PURPOSE: This study aimed to determine the factor structure of a 19-item Postconcussion Symptom Scale and to examine associations between factor scores and sex, previous history of concussion, and length of time since injury. METHODS: This is a retrospective medical record review of pediatric patients with concussion seen in a sports medicine clinic from April 2008 to September 2012. We performed an exploratory factor analysis (EFA) followed by a confirmatory factor analysis (CFA). ANOVA and regression analysis were used to examine associations between factor scores and sex, previous history of concussion, mood disorder, anxiety disorder or attention-deficit disorder, and length of time since injury. RESULTS: EFA supported a three-factor solution for postconcussive symptoms employing 18 of the original 19 scale items. Factor 1 consisted of eight cognition-related items, factor 2 consisted of six somatic-related items, and factor 3 consisted of four emotional-related items. CFA results confirmed the unidimensionality of factors 1 (neurocognitive), 2 (somatic) and 3 (emotional), with factor 3 being considered borderline.
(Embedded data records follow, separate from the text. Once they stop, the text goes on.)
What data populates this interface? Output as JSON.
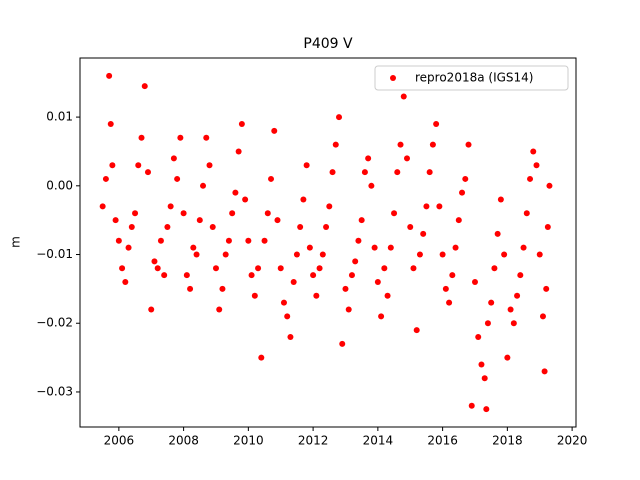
{
  "chart_data": {
    "type": "scatter",
    "title": "P409 V",
    "y_label": "m",
    "legend": "upper right",
    "series": [
      {
        "name": "repro2018a (IGS14)",
        "color": "#ff0000",
        "x": [
          2005.5,
          2005.6,
          2005.7,
          2005.75,
          2005.8,
          2005.9,
          2006.0,
          2006.1,
          2006.2,
          2006.3,
          2006.4,
          2006.5,
          2006.6,
          2006.7,
          2006.8,
          2006.9,
          2007.0,
          2007.1,
          2007.2,
          2007.3,
          2007.4,
          2007.5,
          2007.6,
          2007.7,
          2007.8,
          2007.9,
          2008.0,
          2008.1,
          2008.2,
          2008.3,
          2008.4,
          2008.5,
          2008.6,
          2008.7,
          2008.8,
          2008.9,
          2009.0,
          2009.1,
          2009.2,
          2009.3,
          2009.4,
          2009.5,
          2009.6,
          2009.7,
          2009.8,
          2009.9,
          2010.0,
          2010.1,
          2010.2,
          2010.3,
          2010.4,
          2010.5,
          2010.6,
          2010.7,
          2010.8,
          2010.9,
          2011.0,
          2011.1,
          2011.2,
          2011.3,
          2011.4,
          2011.5,
          2011.6,
          2011.7,
          2011.8,
          2011.9,
          2012.0,
          2012.1,
          2012.2,
          2012.3,
          2012.4,
          2012.5,
          2012.6,
          2012.7,
          2012.8,
          2012.9,
          2013.0,
          2013.1,
          2013.2,
          2013.3,
          2013.4,
          2013.5,
          2013.6,
          2013.7,
          2013.8,
          2013.9,
          2014.0,
          2014.1,
          2014.2,
          2014.3,
          2014.4,
          2014.5,
          2014.6,
          2014.7,
          2014.8,
          2014.9,
          2015.0,
          2015.1,
          2015.2,
          2015.3,
          2015.4,
          2015.5,
          2015.6,
          2015.7,
          2015.8,
          2015.9,
          2016.0,
          2016.1,
          2016.2,
          2016.3,
          2016.4,
          2016.5,
          2016.6,
          2016.7,
          2016.8,
          2016.9,
          2017.0,
          2017.1,
          2017.2,
          2017.3,
          2017.35,
          2017.4,
          2017.5,
          2017.6,
          2017.7,
          2017.8,
          2017.9,
          2018.0,
          2018.1,
          2018.2,
          2018.3,
          2018.4,
          2018.5,
          2018.6,
          2018.7,
          2018.8,
          2018.9,
          2019.0,
          2019.1,
          2019.15,
          2019.2,
          2019.25,
          2019.3
        ],
        "values": [
          -0.003,
          0.001,
          0.016,
          0.009,
          0.003,
          -0.005,
          -0.008,
          -0.012,
          -0.014,
          -0.009,
          -0.006,
          -0.004,
          0.003,
          0.007,
          0.0145,
          0.002,
          -0.018,
          -0.011,
          -0.012,
          -0.008,
          -0.013,
          -0.006,
          -0.003,
          0.004,
          0.001,
          0.007,
          -0.004,
          -0.013,
          -0.015,
          -0.009,
          -0.01,
          -0.005,
          0.0,
          0.007,
          0.003,
          -0.006,
          -0.012,
          -0.018,
          -0.015,
          -0.01,
          -0.008,
          -0.004,
          -0.001,
          0.005,
          0.009,
          -0.002,
          -0.008,
          -0.013,
          -0.016,
          -0.012,
          -0.025,
          -0.008,
          -0.004,
          0.001,
          0.008,
          -0.005,
          -0.012,
          -0.017,
          -0.019,
          -0.022,
          -0.014,
          -0.01,
          -0.006,
          -0.002,
          0.003,
          -0.009,
          -0.013,
          -0.016,
          -0.012,
          -0.01,
          -0.006,
          -0.003,
          0.002,
          0.006,
          0.01,
          -0.023,
          -0.015,
          -0.018,
          -0.013,
          -0.011,
          -0.008,
          -0.005,
          0.002,
          0.004,
          0.0,
          -0.009,
          -0.014,
          -0.019,
          -0.012,
          -0.016,
          -0.009,
          -0.004,
          0.002,
          0.006,
          0.013,
          0.004,
          -0.006,
          -0.012,
          -0.021,
          -0.01,
          -0.007,
          -0.003,
          0.002,
          0.006,
          0.009,
          -0.003,
          -0.01,
          -0.015,
          -0.017,
          -0.013,
          -0.009,
          -0.005,
          -0.001,
          0.001,
          0.006,
          -0.032,
          -0.014,
          -0.022,
          -0.026,
          -0.028,
          -0.0325,
          -0.02,
          -0.017,
          -0.012,
          -0.007,
          -0.002,
          -0.01,
          -0.025,
          -0.018,
          -0.02,
          -0.016,
          -0.013,
          -0.009,
          -0.004,
          0.001,
          0.005,
          0.003,
          -0.01,
          -0.019,
          -0.027,
          -0.015,
          -0.006,
          0.0
        ]
      }
    ],
    "xlim": [
      2004.8,
      2020.12
    ],
    "ylim": [
      -0.0351,
      0.0186
    ],
    "xticks": [
      2006,
      2008,
      2010,
      2012,
      2014,
      2016,
      2018,
      2020
    ],
    "yticks": [
      {
        "value": -0.03,
        "label": "−0.03"
      },
      {
        "value": -0.02,
        "label": "−0.02"
      },
      {
        "value": -0.01,
        "label": "−0.01"
      },
      {
        "value": 0,
        "label": "0.00"
      },
      {
        "value": 0.01,
        "label": "0.01"
      }
    ]
  }
}
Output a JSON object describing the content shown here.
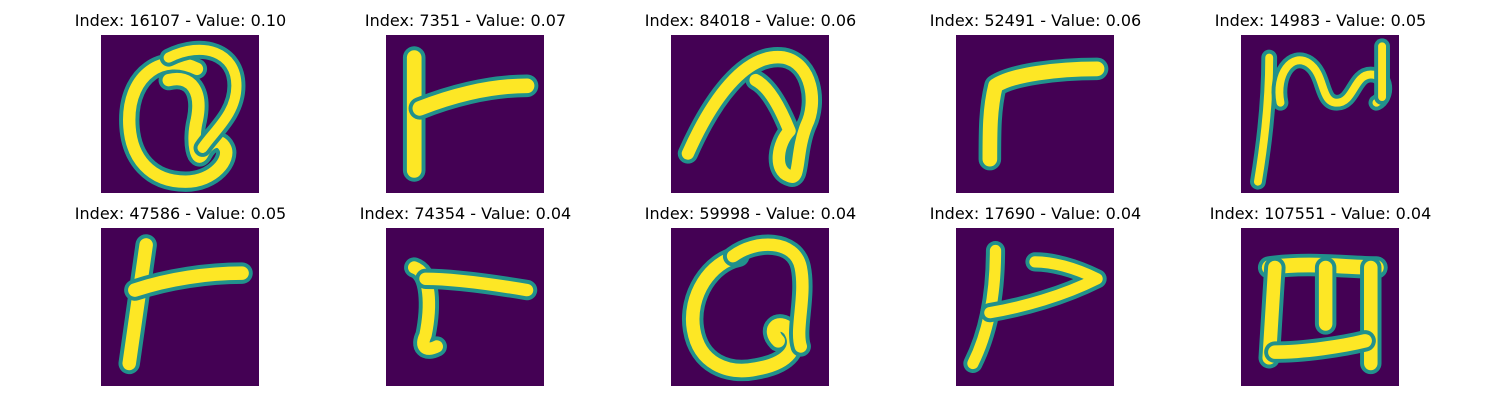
{
  "colors": {
    "background": "#440154",
    "mid": "#21918c",
    "stroke": "#fde725"
  },
  "grid": {
    "rows": [
      [
        {
          "title": "Index: 16107 - Value: 0.10",
          "glyph": "letter-a-loop"
        },
        {
          "title": "Index: 7351 - Value: 0.07",
          "glyph": "letter-r-flat"
        },
        {
          "title": "Index: 84018 - Value: 0.06",
          "glyph": "letter-a-tall"
        },
        {
          "title": "Index: 52491 - Value: 0.06",
          "glyph": "letter-r-curve"
        },
        {
          "title": "Index: 14983 - Value: 0.05",
          "glyph": "letter-n-wave"
        }
      ],
      [
        {
          "title": "Index: 47586 - Value: 0.05",
          "glyph": "letter-r-cross"
        },
        {
          "title": "Index: 74354 - Value: 0.04",
          "glyph": "letter-r-short"
        },
        {
          "title": "Index: 59998 - Value: 0.04",
          "glyph": "letter-a-round"
        },
        {
          "title": "Index: 17690 - Value: 0.04",
          "glyph": "letter-r-hook"
        },
        {
          "title": "Index: 107551 - Value: 0.04",
          "glyph": "letter-m-rotated"
        }
      ]
    ]
  }
}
Females and patients with anxiety disorders had significantly worse (higher) scores on all three factors. Patients seen >14 d after the concussive injury had worse (higher) factor 3 (emotional) scores than those seen <14 d after the injury. There was no significant difference in postconcussive symptom factor structures between those with and without a previous history of concussion. CONCLUSIONS: Our investigation demonstrates a consistent symptom 3-factor structure of the Postconcussion Symptom Scale in pediatric patients with concussions. Females and patients with anxiety disorders had higher scores than males for all three factors. Patients seen >14 d after concussive injury had higher scores for emotional symptoms, suggesting that prolonged concussion symptoms may affect emotional health.